Hamburg. Vor dem Stadtderby spricht St. Paulis Torjäger über seine Vergangenheit und Zukunft als Profi – und die Entwicklung am Millerntor.
„Doch, ich war sehr aufgeregt damals“, gibt Alexander Meier zu. Es war die 82. Spielminute, der lange Schlaks mit den kurzen Haaren tänzelte am Spielfeldrand. Für den FC St. Pauli sollte der 19 Jahre alte Jungstürmer gleich ausgerechnet gegen den HSV sein Bundesligadebüt feiern. Im Volksparkstadion vor 54.000 Zuschauern wurde er für Matias Cenci eingewechselt. „Es stand schon 0:4, viel passieren konnte mir eigentlich nicht mehr.“
Das war am 19. April 2002. Vor 17 Jahren. Eine völlig andere Fußballzeit. Insbesondere in Hamburg. Die meisten Mit- und Gegenspieler von damals haben längst den Fußball verlassen, wie Holger Stanislawski. André Trulsen ist heute bei St. Pauli als Co-Trainer ein „Boss“ von Alex Meier. Der Stürmer aber ist immer noch da – oder wieder, wenn wir es auf seinen ersten Profiverein St. Pauli beziehen. Am Sonntag (13.30 Uhr/Sky) läuft er für die Braun-Weißen nun gegen den HSV auf. Wie ein lebendes Fossil aus dem Bundesliga-Jura.
Erst das zweite Pflichtspiel-Derby für Alex Meier
Tatsächlich aber ist die Partie am Sonntag am Millerntor erst sein zweites Hamburger Pflichtspielderby nach dem Kurzeinsatz von anno dunnemals. St. Pauli stieg danach ab, Meier wechselte 2003 zum HSV und ging ein Jahr später zu Eintracht Frankfurt, wo er in 14 Jahren schließlich in den fußballgöttlichen Status erhoben wurde. Vielleicht rührt aus dieser Distanz zu Hamburger Befindlichkeiten seine Ruhe in Sachen Derby: „Natürlich ist das für die Fans und die Stadt ein besonderes Spiel“, sagt er, „ich gehe aber entspannt in die Woche, und dann geht es am Sonntag los.“
Dass sein einjähriges Engagement beim HSV gescheitert ist – geschenkt. Böse Gedanken? „Ich habe mit niemandem eine offene Rechnung.“ Letztlich steht Alex Meier typisch für viele Talente aus dem Hamburger Umfeld, die sich aus diversen Gründen nicht beim HSV durchsetzen konnten, sondern erst in der Fremde aufgeblüht sind ...

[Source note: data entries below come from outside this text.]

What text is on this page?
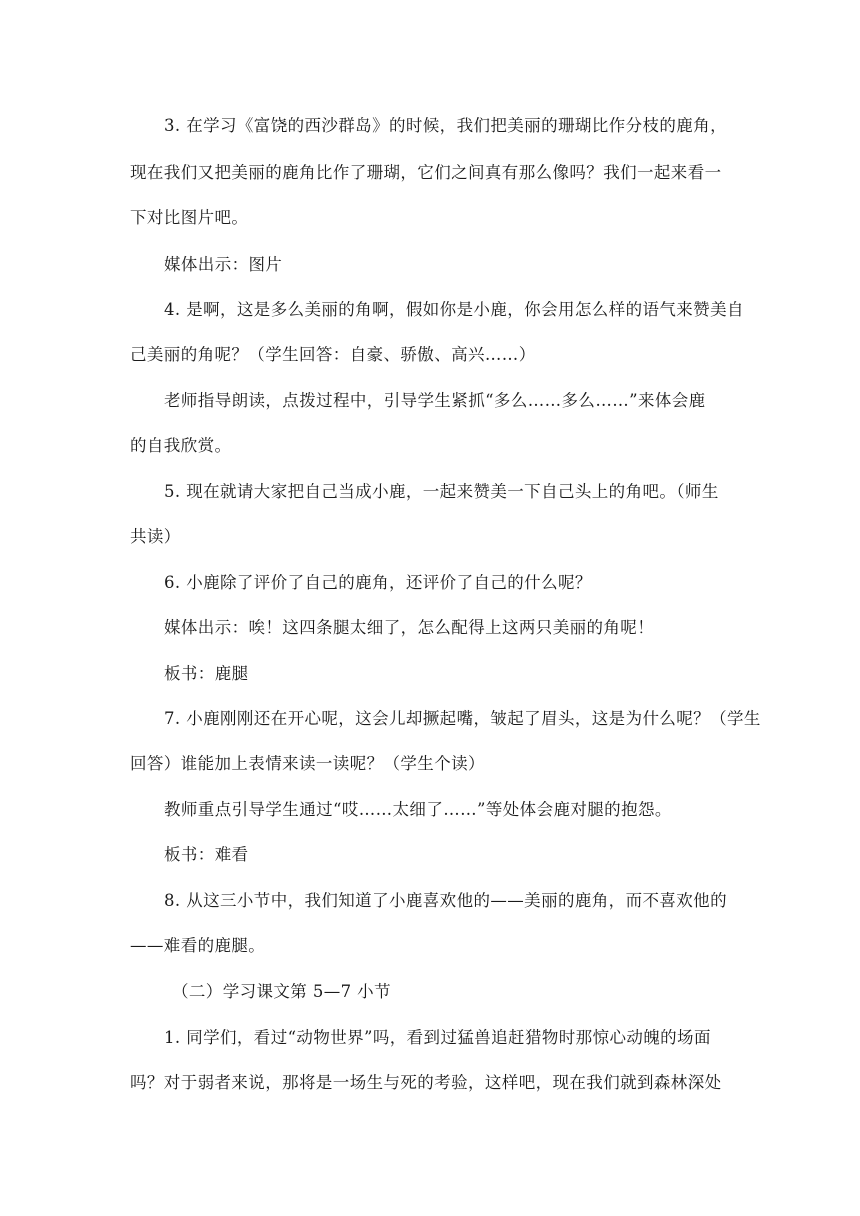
3. 在学习《富饶的西沙群岛》的时候，我们把美丽的珊瑚比作分枝的鹿角，
现在我们又把美丽的鹿角比作了珊瑚，它们之间真有那么像吗？我们一起来看一
下对比图片吧。
媒体出示：图片
4. 是啊，这是多么美丽的角啊，假如你是小鹿，你会用怎么样的语气来赞美自
己美丽的角呢？（学生回答：自豪、骄傲、高兴……）
老师指导朗读，点拨过程中，引导学生紧抓“多么……多么……”来体会鹿
的自我欣赏。
5. 现在就请大家把自己当成小鹿，一起来赞美一下自己头上的角吧。（师生
共读）
6. 小鹿除了评价了自己的鹿角，还评价了自己的什么呢？
媒体出示：唉！这四条腿太细了，怎么配得上这两只美丽的角呢！
板书：鹿腿
7. 小鹿刚刚还在开心呢，这会儿却撅起嘴，皱起了眉头，这是为什么呢？（学生
回答）谁能加上表情来读一读呢？（学生个读）
教师重点引导学生通过“哎……太细了……”等处体会鹿对腿的抱怨。
板书：难看
8. 从这三小节中，我们知道了小鹿喜欢他的——美丽的鹿角，而不喜欢他的
——难看的鹿腿。
（二）学习课文第 5—7 小节
1. 同学们，看过“动物世界”吗，看到过猛兽追赶猎物时那惊心动魄的场面
吗？对于弱者来说，那将是一场生与死的考验，这样吧，现在我们就到森林深处
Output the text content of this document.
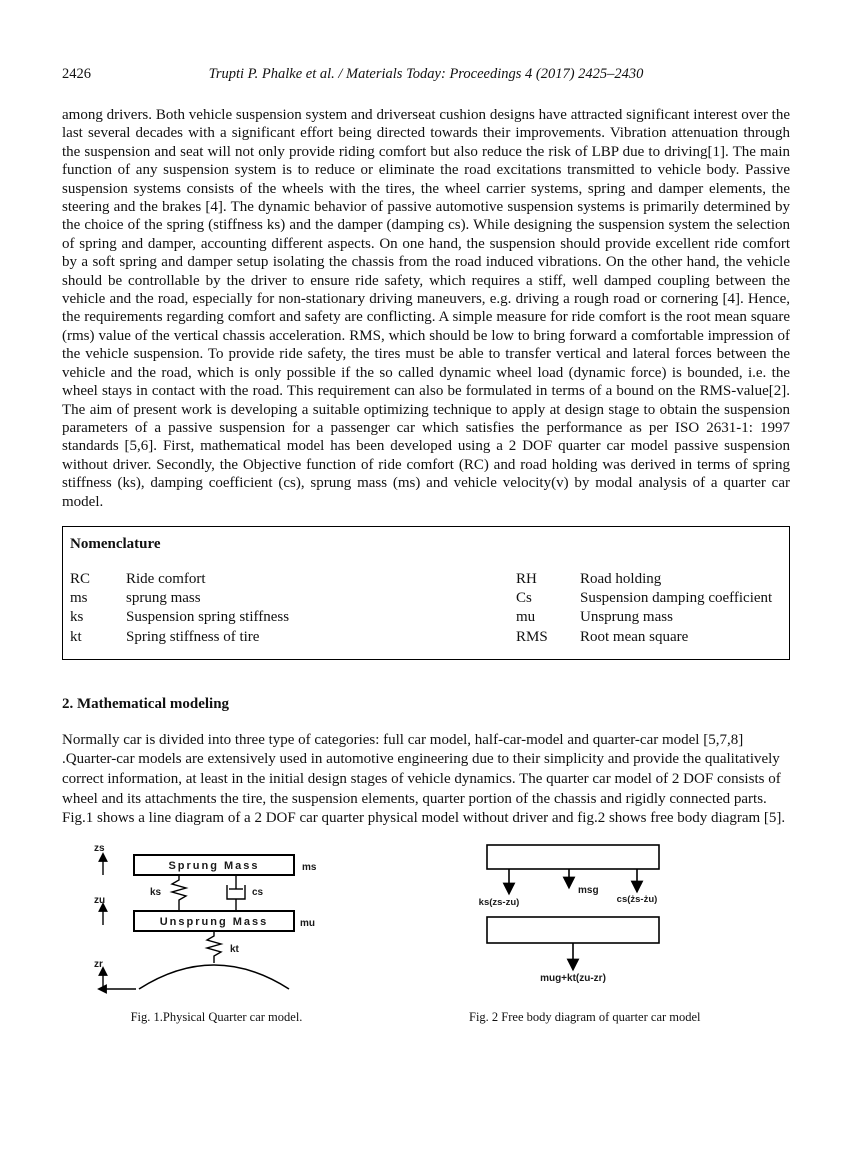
2426	Trupti P. Phalke et al. / Materials Today: Proceedings 4 (2017) 2425–2430

among drivers. Both vehicle suspension system and driverseat cushion designs have attracted significant interest over the last several decades with a significant effort being directed towards their improvements. Vibration attenuation through the suspension and seat will not only provide riding comfort but also reduce the risk of LBP due to driving[1]. The main function of any suspension system is to reduce or eliminate the road excitations transmitted to vehicle body. Passive suspension systems consists of the wheels with the tires, the wheel carrier systems, spring and damper elements, the steering and the brakes [4]. The dynamic behavior of passive automotive suspension systems is primarily determined by the choice of the spring (stiffness ks) and the damper (damping cs). While designing the suspension system the selection of spring and damper, accounting different aspects. On one hand, the suspension should provide excellent ride comfort by a soft spring and damper setup isolating the chassis from the road induced vibrations. On the other hand, the vehicle should be controllable by the driver to ensure ride safety, which requires a stiff, well damped coupling between the vehicle and the road, especially for non-stationary driving maneuvers, e.g. driving a rough road or cornering [4]. Hence, the requirements regarding comfort and safety are conflicting. A simple measure for ride comfort is the root mean square (rms) value of the vertical chassis acceleration. RMS, which should be low to bring forward a comfortable impression of the vehicle suspension. To provide ride safety, the tires must be able to transfer vertical and lateral forces between the vehicle and the road, which is only possible if the so called dynamic wheel load (dynamic force) is bounded, i.e. the wheel stays in contact with the road. This requirement can also be formulated in terms of a bound on the RMS-value[2]. The aim of present work is developing a suitable optimizing technique to apply at design stage to obtain the suspension parameters of a passive suspension for a passenger car which satisfies the performance as per ISO 2631-1: 1997 standards [5,6]. First, mathematical model has been developed using a 2 DOF quarter car model passive suspension without driver. Secondly, the Objective function of ride comfort (RC) and road holding was derived in terms of spring stiffness (ks), damping coefficient (cs), sprung mass (ms) and vehicle velocity(v) by modal analysis of a quarter car model.

Nomenclature
RC	Ride comfort	RH	Road holding
ms	sprung mass	Cs	Suspension damping coefficient
ks	Suspension spring stiffness	mu	Unsprung mass
kt	Spring stiffness of tire	RMS	Root mean square
2. Mathematical modeling

Normally car is divided into three type of categories: full car model, half-car-model and quarter-car model [5,7,8] .Quarter-car models are extensively used in automotive engineering due to their simplicity and provide the qualitatively correct information, at least in the initial design stages of vehicle dynamics. The quarter car model of 2 DOF consists of wheel and its attachments the tire, the suspension elements, quarter portion of the chassis and rigidly connected parts. Fig.1 shows a line diagram of a 2 DOF car quarter physical model without driver and fig.2 shows free body diagram [5].

zs
Sprung Mass	ms
ks	cs
zu
Unsprung Mass	mu
kt
zr
Fig. 1.Physical Quarter car model.
msg
ks(zs-zu)	cs(żs-żu)
mug+kt(zu-zr)
Fig. 2 Free body diagram of quarter car model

Beim HSV war es "trotzdem keine schlechte Zeit"
„Sergej Barbarez hat mir damals imponiert“, sagt Meier. Ein Klassestürmer, 30 Jahre alt. Er aber hing vor allem mit den anderen Jungen ab wie Björn Schlicke, Raphael Wicky oder Torwart Stefan Wächter. Da waren aber auch Spieler im Kader wie Bernardo Romeo, der Japaner Naohiro Takahara, der den Vermarktungsweg nach Asien öffnen sollte, Mehdi Mahdavikia oder der aus Berlin verpflichtete Stefan Beinlich. Schwer, sich durchzusetzen. „Ich hatte leider auch viele Verletzungen“, erinnert sich Meier, „es war trotzdem keine schlechte Zeit.“
Für einen, der bei St. Pauli gewohnt war, nach den Spielen durch die Vereinskneipe vorbei an Wirtin Brigitte und bierseligen Fans runter in die Umkleide zu müssen, war die Glamourwelt in Bahrenfeld natürlich auch ein Unterschied. Und ist es irgendwie immer noch. „Bei St. Pauli ist alles etwas kleiner und familiärer“, sagt Meier, „und solange du alles gibst, stehen die Fans bedingungslos hinter dir.“ Die Entwicklung des Clubs in den vergangenen Jahren aber imponiert ihm auch: „Wenn ich das Stadion heute sehe. Und im Trainingszentrum an der Kollau ist alles da. Kraftraum, Kunstrasenplatz. Das ist schon super“, sagt Meier. Aber: „Der Rasen im alten Millerntor war besser.“
Meiers komische Gefühle als "Fußball-Gott"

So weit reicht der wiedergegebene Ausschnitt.